英国央行报告


跨山石油管道扩建(TMX)旨在缩小加拿大石油相对于美国原油的价差,但三个月来的价差比该项目开始商业运营时的价差更大。

许多分析师曾预测,由于多伦多证券交易所提供的额外 590,000 桶/日的出口能力,西加拿大精选原油 (WCS) 与美国原油的价差将逐渐缩小至个位数。

但相反,在阿尔伯塔省哈迪斯蒂交割的 WCS 交易价格却比基准西德克萨斯中质原油 (WTI) 低 15 美元/桶左右,而 5 月 1 日(即商业运营的第一天)美国原油价格为每桶 11.75 美元。WTI 近几周已跌至每桶不到 74 美元。

加拿大是世界第四大原油生产国,该国石油公司多年来一直苦苦挣扎,生产速度超过了出口管道的可用空间,导致原油在艾伯塔省陷入瓶颈。TMX 的启动意味着加拿大终于有了多余的管道容量,但预期的油价上涨并未实现。

在上周的收益电话会议上,  TMX 的主要托运人Cenovus Energy 和 加拿大自然资源有限公司都将责任归咎于多种因素。

这些因素包括来自墨西哥重质原油进口对美国墨西哥湾沿岸的竞争加剧,以及美国炼油厂停产,其中包括埃克森美孚位于伊利诺伊州乔利埃特的251,800桶/天的炼油厂,该工厂上个月受到龙卷风袭击后断电,大部分装置下线,目前尚未完全重启。
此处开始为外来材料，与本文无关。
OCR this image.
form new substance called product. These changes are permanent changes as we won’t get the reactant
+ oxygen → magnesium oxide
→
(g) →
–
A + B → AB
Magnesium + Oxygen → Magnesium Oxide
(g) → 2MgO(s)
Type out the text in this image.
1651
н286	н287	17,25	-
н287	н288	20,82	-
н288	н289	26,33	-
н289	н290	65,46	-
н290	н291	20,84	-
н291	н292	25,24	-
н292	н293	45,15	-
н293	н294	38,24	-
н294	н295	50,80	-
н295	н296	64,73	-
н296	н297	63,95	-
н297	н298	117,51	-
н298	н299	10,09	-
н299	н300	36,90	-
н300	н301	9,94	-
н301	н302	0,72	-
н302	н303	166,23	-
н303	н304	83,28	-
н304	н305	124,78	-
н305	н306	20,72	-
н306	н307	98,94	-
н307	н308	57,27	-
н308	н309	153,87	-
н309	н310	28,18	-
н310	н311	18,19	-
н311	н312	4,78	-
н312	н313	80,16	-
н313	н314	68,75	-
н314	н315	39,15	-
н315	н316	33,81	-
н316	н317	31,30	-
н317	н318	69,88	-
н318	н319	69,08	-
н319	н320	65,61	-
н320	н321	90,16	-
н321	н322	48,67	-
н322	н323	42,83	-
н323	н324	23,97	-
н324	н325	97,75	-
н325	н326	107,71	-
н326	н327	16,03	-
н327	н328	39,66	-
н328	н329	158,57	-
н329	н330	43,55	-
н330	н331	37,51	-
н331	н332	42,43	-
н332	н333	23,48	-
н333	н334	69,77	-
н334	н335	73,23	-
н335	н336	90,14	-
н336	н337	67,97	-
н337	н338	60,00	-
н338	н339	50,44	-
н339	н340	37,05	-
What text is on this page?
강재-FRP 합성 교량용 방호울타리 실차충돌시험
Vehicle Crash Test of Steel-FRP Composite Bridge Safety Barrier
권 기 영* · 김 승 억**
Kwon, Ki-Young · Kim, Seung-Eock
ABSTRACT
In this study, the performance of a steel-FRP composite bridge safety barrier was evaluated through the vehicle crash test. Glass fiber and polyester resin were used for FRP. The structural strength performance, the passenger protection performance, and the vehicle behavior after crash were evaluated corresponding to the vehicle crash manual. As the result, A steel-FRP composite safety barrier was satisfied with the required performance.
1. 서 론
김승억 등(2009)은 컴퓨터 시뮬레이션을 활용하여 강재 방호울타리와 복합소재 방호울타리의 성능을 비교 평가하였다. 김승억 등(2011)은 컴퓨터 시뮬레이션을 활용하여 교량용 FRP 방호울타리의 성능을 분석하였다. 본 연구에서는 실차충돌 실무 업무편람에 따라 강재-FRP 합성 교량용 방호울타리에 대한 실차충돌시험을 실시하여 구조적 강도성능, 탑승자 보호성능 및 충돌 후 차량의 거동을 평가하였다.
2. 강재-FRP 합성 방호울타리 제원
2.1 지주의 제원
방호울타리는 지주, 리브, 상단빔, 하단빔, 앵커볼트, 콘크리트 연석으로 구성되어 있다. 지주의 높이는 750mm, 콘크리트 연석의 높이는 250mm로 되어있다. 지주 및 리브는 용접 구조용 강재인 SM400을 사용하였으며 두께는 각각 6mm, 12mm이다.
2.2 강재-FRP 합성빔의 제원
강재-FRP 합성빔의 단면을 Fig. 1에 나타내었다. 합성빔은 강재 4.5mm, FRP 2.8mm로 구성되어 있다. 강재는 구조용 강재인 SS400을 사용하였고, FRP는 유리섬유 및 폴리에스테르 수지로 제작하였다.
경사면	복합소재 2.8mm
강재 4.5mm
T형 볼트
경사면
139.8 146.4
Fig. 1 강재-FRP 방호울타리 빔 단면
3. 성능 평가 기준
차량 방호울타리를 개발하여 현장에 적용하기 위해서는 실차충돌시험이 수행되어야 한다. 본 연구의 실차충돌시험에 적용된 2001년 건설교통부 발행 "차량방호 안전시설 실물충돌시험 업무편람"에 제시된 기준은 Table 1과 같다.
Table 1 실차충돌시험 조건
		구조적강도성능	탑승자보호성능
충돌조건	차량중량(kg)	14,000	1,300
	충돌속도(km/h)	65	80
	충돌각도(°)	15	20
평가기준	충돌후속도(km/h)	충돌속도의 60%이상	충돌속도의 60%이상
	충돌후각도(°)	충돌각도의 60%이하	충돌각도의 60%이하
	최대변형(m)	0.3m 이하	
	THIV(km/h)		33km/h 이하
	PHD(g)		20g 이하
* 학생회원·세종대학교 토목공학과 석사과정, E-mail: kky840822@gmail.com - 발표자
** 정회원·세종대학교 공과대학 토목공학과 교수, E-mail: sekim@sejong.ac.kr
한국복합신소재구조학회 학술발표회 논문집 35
即便如此,公司高管仍然乐观地认为,未来几个月 WCS 折扣将开始缩小。

Cenovus 商业执行副总裁杰夫·默里 (Geoff Murray) 表示:“我想说,我们预计 Trans Mountain 输油管道在接下来的一段时间内将继续在阿尔伯塔省发挥其预期的影响,并且价差将像很长一段时间以来一样小。”

“关于 Trans Mountain 输油管道项目,最重要的是,我们已经看到该设施投入使用。它已经投入使用,并且运行良好。”

加拿大皇家银行资本市场分析师格雷格·帕迪 (Greg Pardy) 表示,加拿大西部的管道出口似乎运行顺利。

他在给客户的报告中写道:“主要的美中不足可能是美国部分地区的库存水平升高,但时间会证明一切。”

《商品背景》通讯创始人罗里·约翰斯顿表示,主要酸性原油消费国中国的需求疲软也对全球重质原油价格造成压力。他补充说,对扩建跨山管道将大幅缩小 WCS 差异的预期有些过头了。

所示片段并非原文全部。